Physical Activity an Cognition in Early Childhood (PACE)

Child Playground

There is growing evidence that we need sufficient physical activity for optimal brain development and functioning. So far, most research on physical activity and the brain has been conducted in school-age children or in adults, with relatively few studies conducted in young children, even though early childhood is a period of rapid brain development. Also, while we often assume that young children are highly active, currently many young children spend a large proportion of their waking hours in sedentary activities (e.g., watching television, playing video games). To understand how this affects cognitive and brain development, we are conducting the PACE study in collaboration with Valerie Carson in the Faculty of Physical Education and Recreation, to examine development between 2.5 and 6 years. This study includes objective measures of physical activity and age-appropriate measures of cognitive and brain development (using event-related potentials or ERPs) at three time-points spread out over one year. This study results will help inform public policy and practice to optimize children’s healthy development at both physical and neurocognitive levels.

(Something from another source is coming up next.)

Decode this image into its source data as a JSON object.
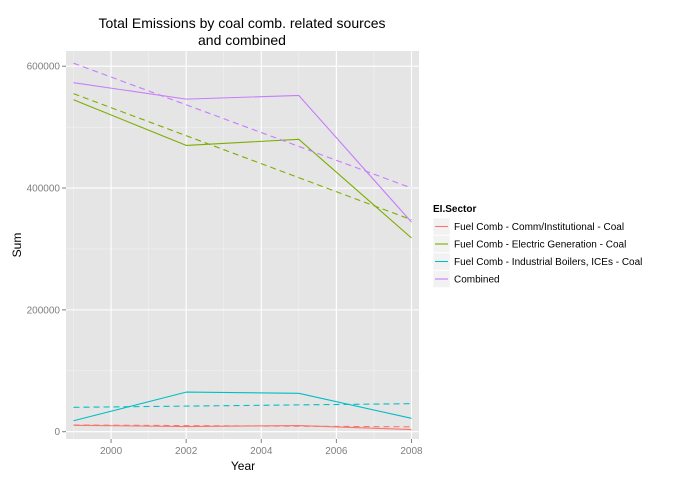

Study Coordinator: Aishah Abdul Rahman

Brain Development and Cognitive Flexibility in Early Childhood

ERP child

Executive functions are the set of cognitive skills that underpin conscious, goal-directed behavior. They develop rapidly during the preschool years, and are known to predict children’s school readiness and later academic achievement. The preschool period is an exciting time in development as there are significant improvements in children’s ability to control and regulate their behavior, particularly when they need to flexibly “switch gears”. However, little research has examined whether these behavioural improvements are underpinned by changes in the brain. One way we can examine this is through event-related potentials (ERPs). In this technique, electrode sensors record small changes in voltage on the scalp related to underlying neural activity while children complete a cognitive task. We recently finished data collection for a study in which 2.5 to 4.5-year-old children wore special caps containing 128 recording sensors while they played a special computer game requiring them to switch flexibly between focusing on a picture’s colour or shape. Children also completed games requiring them to hold information in mind and focus their attention. By comparing the ERPs of children of different ages, this will help us to better understand how conscious, goal directed behavior emerges and develops in young children.

Executive Function in the Transition to School

Child School

Executive functions collectively refer to the mental processes that enable people to guide their behaviour in service of a goal, for example, holding information in mind for short periods of time, shutting out distractions, and changing strategies adaptively. As children transition from preschool to school-age, their executive functions improve, but there may also be changes in the structure of these abilities, or how different executive functions relate to each other. However, so far evidence for structural change comes from different researchers using cognitive tasks and different samples of children. In this study, we are studying executive function development in the transition to school using measures that are appropriate for the entire age range, and the sample includes children ranging in age from preschool to school-age. Each child visits the lab twice, separated by about a year, and complete a set of game-like executive function tasks, and parents complete questionnaires about other factors that might be related to executive function (e.g., children’s temperament, home environment), and outcome measures linked to executive function (e.g., basic math and reading skills). We have data collection for this study and are currently analyzing the data to assess if and how the structure of executive function changes across this key transition, as well as how it relates to children’s experiences and outcomes.